Yapılan yargılama sonunda toplanan bütün deliller bir arada değerlendirilmiştir.
Davacı … Müt. Müş. înş. Taah. Nak. Haf. Tur. San. ve Tic. Şti. ile davalı … İnş. Taah. Tel. Enerji San. ve Tic. Ltd. Şti. arasında 12/07/2013 tarihli yapım işine ait Alt Yüklenici Sözleşmesi imzalanmıştır. Bu sözleşmede, işin konusu; Km 133+000-135+500 arasındaki patlatmalı kazı yapılması, kazı malzemesinin dolguya ve dolgu fazlasının depo alanına naklinin yapılması işidir (ortalama taşıma mesafesi 1000 metredir) (m.3). İşin yaklaşık miktarı 300.000,00 m3 (md. 3.1); birim fiyatı, patlatmalı kazı yapılması işinde 5,75 TL/m3’dür (m. 4). İşin tarifinde; kazı yapılacak alanın delinmesi, patlatılması, kazının yüklenilmesi, dolgu alanına nakli, malzemenin serilmesi, sıkıştırılması, dolgu fazlası malzemenin depo alanına nakli ve serilmesi işleri yapılması (m. 4.1) olarak belirtilmiştir. Sözleşmenin “Ödemeler” başlıklı 7. maddesinde; hak ediş ödemelerinde KDV tevkifatı yapılacağı, kanunî damga vergisi kesileceği, işverenin verdiği mazotu ve patlayıcıyı kanunen vergisel açıdan bir sıkıntı yoksa taşerona fatura edileceği, edilemediği takdirde taşeronun alacağından, KDV’si düşülerek hak edişten kesileceği, işin sonunda dönüş mazot giderlerini işverenin karşılayacağı, belirlenmiştir. Taraflar arasında toplamda (2) adet hakediş raporu düzenlenmiştir. Söz konusu hakediş raporlarına göre toplam imalat ihzarat miktarı 121.000,000 m3’tür. Toplam hakediş tutarı ise kesinti ve mahsuplardan sonra (247.139,60 TL + 500.457,69 TL) = 747.597,29 TL’dir. Her iki hakediş raporu hem davacı hem de davalı yetkilileri tarafından imzalanmış ve kaşelenmiştir.

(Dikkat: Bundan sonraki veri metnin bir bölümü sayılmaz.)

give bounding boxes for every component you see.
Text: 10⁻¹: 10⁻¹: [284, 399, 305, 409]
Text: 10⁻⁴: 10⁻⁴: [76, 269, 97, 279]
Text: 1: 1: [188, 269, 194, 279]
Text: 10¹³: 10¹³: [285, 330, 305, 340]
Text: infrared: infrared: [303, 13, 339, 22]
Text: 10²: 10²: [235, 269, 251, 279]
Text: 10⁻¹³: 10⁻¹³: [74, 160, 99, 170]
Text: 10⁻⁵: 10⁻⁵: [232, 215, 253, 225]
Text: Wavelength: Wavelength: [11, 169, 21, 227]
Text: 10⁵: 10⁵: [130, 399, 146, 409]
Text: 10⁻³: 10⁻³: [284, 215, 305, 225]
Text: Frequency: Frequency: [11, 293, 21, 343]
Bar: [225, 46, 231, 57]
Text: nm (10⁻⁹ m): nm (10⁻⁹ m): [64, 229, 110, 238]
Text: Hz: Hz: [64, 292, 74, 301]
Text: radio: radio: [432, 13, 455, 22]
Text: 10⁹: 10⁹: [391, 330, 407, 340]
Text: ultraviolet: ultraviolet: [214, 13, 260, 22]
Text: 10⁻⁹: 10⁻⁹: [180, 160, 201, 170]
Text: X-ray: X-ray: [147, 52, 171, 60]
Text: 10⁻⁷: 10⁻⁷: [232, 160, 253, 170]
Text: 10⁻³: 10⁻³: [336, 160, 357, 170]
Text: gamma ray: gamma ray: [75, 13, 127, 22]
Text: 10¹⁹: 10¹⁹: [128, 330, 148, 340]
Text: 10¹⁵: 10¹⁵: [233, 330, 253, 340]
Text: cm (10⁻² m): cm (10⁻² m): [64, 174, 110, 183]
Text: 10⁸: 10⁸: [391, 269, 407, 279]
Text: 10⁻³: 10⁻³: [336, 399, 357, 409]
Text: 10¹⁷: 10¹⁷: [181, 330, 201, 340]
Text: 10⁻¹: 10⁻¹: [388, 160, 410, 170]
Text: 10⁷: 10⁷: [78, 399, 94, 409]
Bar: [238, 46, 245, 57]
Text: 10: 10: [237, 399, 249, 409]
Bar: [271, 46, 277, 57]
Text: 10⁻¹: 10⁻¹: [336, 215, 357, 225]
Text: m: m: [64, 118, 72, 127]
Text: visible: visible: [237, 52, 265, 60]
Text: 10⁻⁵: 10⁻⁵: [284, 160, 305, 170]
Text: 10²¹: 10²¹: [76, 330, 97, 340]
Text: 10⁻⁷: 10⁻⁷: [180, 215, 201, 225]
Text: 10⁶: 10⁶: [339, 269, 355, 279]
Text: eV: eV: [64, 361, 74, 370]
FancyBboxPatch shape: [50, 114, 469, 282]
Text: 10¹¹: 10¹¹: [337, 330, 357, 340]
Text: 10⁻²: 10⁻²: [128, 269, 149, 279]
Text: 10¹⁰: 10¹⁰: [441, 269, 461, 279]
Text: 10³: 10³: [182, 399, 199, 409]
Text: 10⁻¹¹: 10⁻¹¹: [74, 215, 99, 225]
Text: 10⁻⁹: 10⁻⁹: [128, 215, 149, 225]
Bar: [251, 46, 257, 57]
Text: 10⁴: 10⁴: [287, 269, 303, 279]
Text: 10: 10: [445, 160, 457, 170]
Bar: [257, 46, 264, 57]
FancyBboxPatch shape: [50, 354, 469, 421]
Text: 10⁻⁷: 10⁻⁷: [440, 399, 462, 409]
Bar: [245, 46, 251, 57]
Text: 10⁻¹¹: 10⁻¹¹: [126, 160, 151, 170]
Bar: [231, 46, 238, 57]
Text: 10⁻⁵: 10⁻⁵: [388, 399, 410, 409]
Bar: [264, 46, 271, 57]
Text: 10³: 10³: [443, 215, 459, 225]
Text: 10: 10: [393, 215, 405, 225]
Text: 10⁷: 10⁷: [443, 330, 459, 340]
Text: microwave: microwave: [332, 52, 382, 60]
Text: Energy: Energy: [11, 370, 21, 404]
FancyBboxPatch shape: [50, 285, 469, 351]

Edimlerin yerine gelip gelmediği hangi oranda yerine geldiği sorusu toplam ‘kazı miktarı’nın tespiti ile ilintilidir. Bu konu taraflar arasında tartışmalıdır. Davalı … İnş. Taah. Tel. Enerji San. ve Tic. Ltd. Şti. … Asliye Hukuk Mahkemesinin … D.İş sayılı dosyasından tespit yaptırmıştır. Davacı … Müt. Müş. înş. Taah. Nak. Haf. Tur. San. ve Tic. Şti.’de … Asliye Hukuk Mahkemesinin … D.İş sayılı dosyasından tespit yaptırmıştır. İkinci bilirkişiler kurulu kök ve ek raporlarında, kamulaştırma yapılmayan kesimlerde de davacı ediminin tam olarak yerine getirilmediğini saptamışlardır. Her iki değişik iş dosyasında kazı-dolgu miktarları arasında uyumsuzluk bulunduğu, kazı hacimlerinin farklı olduğu ifade edilmiştir. Yeri gelmişken belirtmek gerekir ki sözleşmenin 6’ncı maddesinde; idarece ödemeye esas kabul edilen ölçülere göre metraj çalışması yapılacağı, taşeron ödemesinin işveren hak ediş miktarlarından fazla olamayacağı kararlaştırılmıştır. Eş deyişle idarenin belirlediği metrajdan fazla taşerona ödeme yapılmayacaktır. Bilirkişiler KGM’nin anteti bulunan Km:(133+141.840)-(135+300) arasındaki kesitlerin esas alınarak metrajı hesaplamışlardır. Sözleşme hükmü taraflar için bağlayıcı olduğundan bu hesap şekli sözleşme gereğidir. İkinci bilirkişiler kurulunun 07/01/2019 tarihli kök raporundaki tespitlerden, davacı … Müt. Müş. înş. Taah. Nak. Haf. Tur. San. ve Tic. Şti. tarafından, kamulaştırma yapılmayan eş deyişle kazı yapılmayan kesimler dışındaki kesimlerde de edimin tam olarak yerine getirilmediği rapor edilmiştir. Anılan davacı şirketin 15/06/2014 tarihinde işi kendi iradesi ile bildirimsiz terk ettiği dosya kapsamından anlaşılmaktadır. Edim tam olarak yerine gelmeden işin terki ‘kusur’ gerektirir. Öte yandan bir kısım kesimler bakımından kamulaştırmanın yapılmadığı sabittir. Sözü edilen alanlar için kamulaştırmanın yapılmamış olmasından davalı … İnş. Taah. Tel. Enerji San. ve Tic. Ltd. Şti. sorumludur. Dolayısıyla, Mahkememiz, davacı taşeronun edimlerini tam olarak yerine getirmeden işi terketmesini ‘kusur’ olarak değerlendirdiği gibi davalı yüklenicinin de kamulaştırılması gereken kesimlerde imalat yapılabilmesi için kamulaştırma yapılmamasından dolayı ‘kusurlu’ olduğunu eş deyişle her iki tarafın da ‘karşılıklı kusur’ hâlinde olduklarını kabul etmiştir.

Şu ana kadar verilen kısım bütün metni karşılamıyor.